The right of working these mines and those of Poullaouen was given by Louis XIII. to Jean du Chatelet, Baron of Beausoleil, and his wife. He was at that time General of the Mines in Hungary, and inspector of the French mines. They were accompanied by German miners, but their mysterious researches caused them to be accused of sorcery and magic. Richelieu had them imprisoned in the Bastille, where they both died, victims of the fanaticism of the age, and the works were abandoned till the eighteenth century. They are now no longer in operation, but it is said are about to be re-opened.

Retracing our steps to La Grande Halte, on the Carhaix road, we turned off to the left to see the cascade of St. Herbot. We left our carriage, and walked up a hill covered with underwood, opposite the fall. The cascade is formed by the little river Elez falling through a mountain gorge about 650 feet in length, filled with granite rocks of every shape and size, the sides overhung with woods of oak. The height of the fall is 230 feet.

There was no water in the cascade. At the best, it must be only a succession of small falls. The river tumbles from rock to rock, forming on some of the ledges pools of water, filled with small trout, some of which were caught by our party.
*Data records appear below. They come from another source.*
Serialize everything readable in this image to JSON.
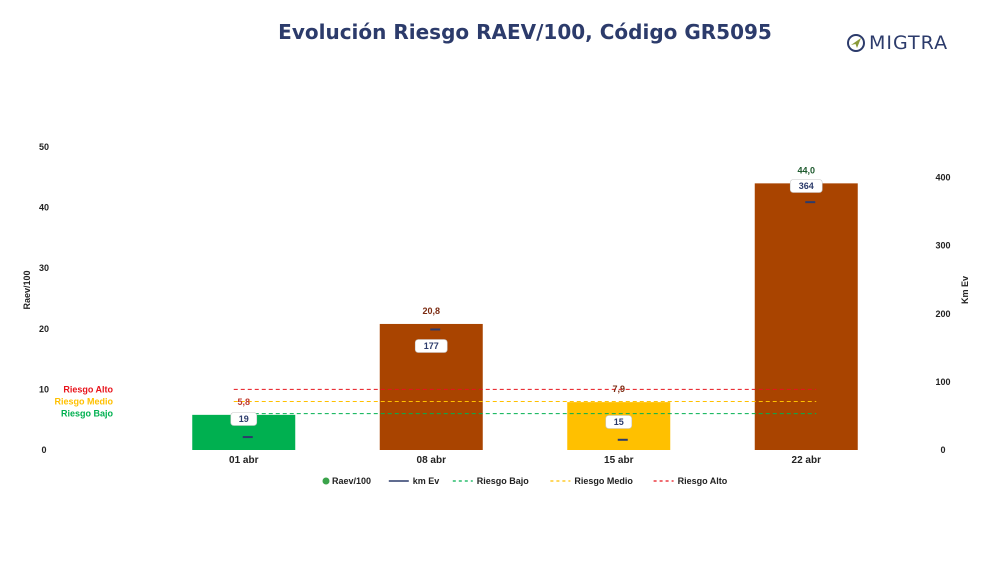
{
  "header": {
    "title": "Evolución Riesgo RAEV/100, Código GR5095"
  },
  "logo": {
    "text": "MIGTRA",
    "icon": "compass-icon",
    "color": "#2c3b6b",
    "accent": "#8a9a3a"
  },
  "chart_data": {
    "type": "bar",
    "categories": [
      "01 abr",
      "08 abr",
      "15 abr",
      "22 abr"
    ],
    "series": [
      {
        "name": "Raev/100",
        "values": [
          5.8,
          20.8,
          7.9,
          44.0
        ],
        "value_labels": [
          "5,8",
          "20,8",
          "7,9",
          "44,0"
        ],
        "bar_colors": [
          "#00b050",
          "#a94400",
          "#ffc000",
          "#a94400"
        ],
        "label_colors": [
          "#c0392b",
          "#7b2a10",
          "#7b2a10",
          "#1e5a2e"
        ],
        "axis": "left"
      },
      {
        "name": "km Ev",
        "values": [
          19,
          177,
          15,
          364
        ],
        "value_labels": [
          "19",
          "177",
          "15",
          "364"
        ],
        "axis": "right",
        "color": "#2c3b6b"
      }
    ],
    "thresholds": [
      {
        "name": "Riesgo Bajo",
        "label": "Riesgo Bajo",
        "value": 6,
        "color": "#00b050"
      },
      {
        "name": "Riesgo Medio",
        "label": "Riesgo Medio",
        "value": 8,
        "color": "#ffc000"
      },
      {
        "name": "Riesgo Alto",
        "label": "Riesgo Alto",
        "value": 10,
        "color": "#e8141c"
      }
    ],
    "ylabel": "Raev/100",
    "y2label": "Km Ev",
    "ylim": [
      0,
      50
    ],
    "y2lim": [
      0,
      445
    ],
    "yticks": [
      0,
      10,
      20,
      30,
      40,
      50
    ],
    "y2ticks": [
      0,
      100,
      200,
      300,
      400
    ],
    "legend": {
      "placement": "bottom",
      "items": [
        {
          "label": "Raev/100",
          "kind": "dot",
          "color": "#3aa34a"
        },
        {
          "label": "km Ev",
          "kind": "line",
          "color": "#2c3b6b"
        },
        {
          "label": "Riesgo Bajo",
          "kind": "dash",
          "color": "#00b050"
        },
        {
          "label": "Riesgo Medio",
          "kind": "dash",
          "color": "#ffc000"
        },
        {
          "label": "Riesgo Alto",
          "kind": "dash",
          "color": "#e8141c"
        }
      ]
    },
    "grid": false
  }
}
According to the legend, a giant of the country, wishing to clear the fields of his friend, a Druid, from the rocks that encumbered them, rolled them down the torrent.

We descended the hill to the road where we had left our carriage, and went to the chapel of St. Herbot, a building of the sixteenth century, on the side of a rushing brook. It has a high square tower opening into the church, and a rood-screen of wood beautifully carved in the style of the Renaissance, which forms three sides round the altar. Two angels are represented with cups, the "sainte graal" receiving the blood of Christ. The entrance to the church is up a flight of steps. It has a beautifully sculptured south porch, with statues of the Apostles, and some fine painted-glass windows. One part of the church has the windows with iron bars, as if for defence.



Near the altar is the tomb of the anchorite, St. Herbot; his effigy reposes under a Gothic canopy, upon a granite sarcophagus, represented in his hermit's gown, the hood thrown back, flowing hair, long beard, his breviary suspended to his girdle, and his pilgrim's staff by his left arm. His feet repose on a recumbent lion. St. Herbot is the great patron of cattle; the three days of the fair and pardon all the bullocks rest; and when an animal is ill, an offering of his hair is made to the saint. We saw a heap of horsehair and cows' tails lying on one of the altars. These are annually sold for the profit of the church, and the proceeds amount to a considerable sum. Our guide gravely assured us that on the first of May, day of the Pardon of St. Herbot, the cows "d'elles memes" walk three times round the church.